States should be clear about the agency’s position and message to avoid being drowned out by the messaging coming from the plaintiffs’ attorneys. Rather than talking about the lawsuit, leaders should communicate how the agency is moving toward becoming part of a 21st century child and family well-being system, emphasize that Family First will be implemented to safely reduce the need for foster care, and highlight data points that illustrate improvements in child safety.
Another essential strategy is to have clearly defined outcome measures from the beginning and, if possible, choose measures similar to those in other states so that there is an available comparison. Leaders also raised the question of: “How good is good enough?” They cited the challenging processes for modifying conditions for exit, even when the agency has achieved a significant level of transformation, maintained improvement for long periods of time, and is heralded nationally as an innovative, well-functioning system. Plaintiffs’ counsel can at times be inflexible around reassessing how to define success, and may continually move the bar forward. In addition, it can be a challenge to gather data that is dependent on other system partners (such as behavioral health), or otherwise not available within the child welfare system itself.
Exiting a consent decree
Once an agency exits a consent decree, the work is far from over. Six jurisdictions have exited a consent decree. Even so, they will need to continue to report on outcomes and show that they are sustaining the progress they made during the life of the court monitoring.

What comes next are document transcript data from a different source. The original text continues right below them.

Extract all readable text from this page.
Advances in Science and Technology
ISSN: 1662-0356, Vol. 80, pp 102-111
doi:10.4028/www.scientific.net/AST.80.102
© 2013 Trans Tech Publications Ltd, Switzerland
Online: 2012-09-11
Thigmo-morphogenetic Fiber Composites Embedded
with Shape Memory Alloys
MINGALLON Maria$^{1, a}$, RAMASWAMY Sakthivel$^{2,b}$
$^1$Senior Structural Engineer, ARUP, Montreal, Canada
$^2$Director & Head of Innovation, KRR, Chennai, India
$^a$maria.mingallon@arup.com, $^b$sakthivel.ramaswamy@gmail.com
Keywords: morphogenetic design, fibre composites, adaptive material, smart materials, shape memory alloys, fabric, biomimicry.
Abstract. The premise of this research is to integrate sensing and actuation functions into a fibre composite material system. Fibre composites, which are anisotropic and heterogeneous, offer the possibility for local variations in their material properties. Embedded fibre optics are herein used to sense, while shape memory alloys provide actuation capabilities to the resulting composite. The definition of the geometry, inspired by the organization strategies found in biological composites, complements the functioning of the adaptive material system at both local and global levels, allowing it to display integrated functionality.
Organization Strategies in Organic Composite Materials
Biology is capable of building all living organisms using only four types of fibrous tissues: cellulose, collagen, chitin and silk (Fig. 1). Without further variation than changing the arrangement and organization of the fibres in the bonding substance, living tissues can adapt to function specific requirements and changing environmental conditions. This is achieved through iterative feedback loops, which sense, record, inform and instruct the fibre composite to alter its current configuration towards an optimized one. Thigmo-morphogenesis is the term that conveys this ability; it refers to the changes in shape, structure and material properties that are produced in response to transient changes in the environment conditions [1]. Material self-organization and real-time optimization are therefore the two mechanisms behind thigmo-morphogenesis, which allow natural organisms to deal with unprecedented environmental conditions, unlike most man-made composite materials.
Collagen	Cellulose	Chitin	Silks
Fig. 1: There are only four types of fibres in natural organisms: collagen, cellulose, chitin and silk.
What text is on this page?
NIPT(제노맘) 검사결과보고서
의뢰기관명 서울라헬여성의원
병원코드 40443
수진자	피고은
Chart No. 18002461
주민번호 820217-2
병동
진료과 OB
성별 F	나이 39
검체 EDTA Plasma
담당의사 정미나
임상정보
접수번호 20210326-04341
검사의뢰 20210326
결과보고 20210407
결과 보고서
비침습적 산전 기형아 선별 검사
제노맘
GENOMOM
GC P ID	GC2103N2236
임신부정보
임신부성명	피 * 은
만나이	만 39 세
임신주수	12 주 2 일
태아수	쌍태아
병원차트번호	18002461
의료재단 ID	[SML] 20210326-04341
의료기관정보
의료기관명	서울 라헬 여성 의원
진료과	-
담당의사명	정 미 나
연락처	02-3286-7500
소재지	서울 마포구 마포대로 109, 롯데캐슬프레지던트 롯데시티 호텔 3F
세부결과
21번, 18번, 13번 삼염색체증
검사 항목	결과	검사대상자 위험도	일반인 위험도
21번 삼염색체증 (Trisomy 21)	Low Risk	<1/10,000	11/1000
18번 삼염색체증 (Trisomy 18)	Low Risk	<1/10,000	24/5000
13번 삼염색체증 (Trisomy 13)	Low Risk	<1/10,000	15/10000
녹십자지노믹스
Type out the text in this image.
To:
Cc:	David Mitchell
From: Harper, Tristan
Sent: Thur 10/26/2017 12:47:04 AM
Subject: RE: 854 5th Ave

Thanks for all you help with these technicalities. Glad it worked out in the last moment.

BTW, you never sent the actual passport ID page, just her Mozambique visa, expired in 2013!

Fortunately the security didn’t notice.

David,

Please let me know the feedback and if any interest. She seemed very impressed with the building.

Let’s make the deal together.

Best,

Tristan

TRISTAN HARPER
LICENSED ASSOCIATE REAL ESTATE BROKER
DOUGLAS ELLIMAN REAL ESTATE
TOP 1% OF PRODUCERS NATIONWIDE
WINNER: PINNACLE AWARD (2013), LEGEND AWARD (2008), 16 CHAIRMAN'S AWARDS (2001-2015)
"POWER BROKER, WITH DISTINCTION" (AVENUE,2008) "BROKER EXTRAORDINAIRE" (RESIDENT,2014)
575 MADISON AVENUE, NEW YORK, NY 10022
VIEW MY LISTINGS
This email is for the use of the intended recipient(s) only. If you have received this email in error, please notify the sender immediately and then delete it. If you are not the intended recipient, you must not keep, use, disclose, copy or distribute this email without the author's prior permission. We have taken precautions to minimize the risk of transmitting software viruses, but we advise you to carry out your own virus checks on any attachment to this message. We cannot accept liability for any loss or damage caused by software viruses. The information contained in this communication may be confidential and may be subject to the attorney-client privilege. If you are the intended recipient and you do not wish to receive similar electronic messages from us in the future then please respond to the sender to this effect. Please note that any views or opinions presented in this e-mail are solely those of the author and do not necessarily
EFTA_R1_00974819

Common themes across jurisdictions that have exited consent decrees include: become a self-reflecting and self-correcting agency; build internal capacity to use and manage data; and create a CQI approach to regularly diagnose problems, make adjustments, and reassess. Agencies that have exited decrees still are expected to continue to collect data for the courts, post-exit. It is important to build capacity and partnerships to maintain improvements and continue to track outcomes for a certain period of time, post-exit.
Just as families continue to need positive support once they are no longer involved with the child welfare system, agencies that exit consent decrees continue to need the support of their allies and advocates to facilitate progress toward systems transformation. There is great value in engaging local advocates, service providers, and elected officials to work collaboratively with the agency to help maintain transparency and accountability, as well as adequate funding and a positive public perception.
1 The information in this report was gathered from a September 27-28, 2019 Casey Family Programs convening that brought together child welfare leaders from 23 jurisdictions and experts to share their experiences operating under a consent decree.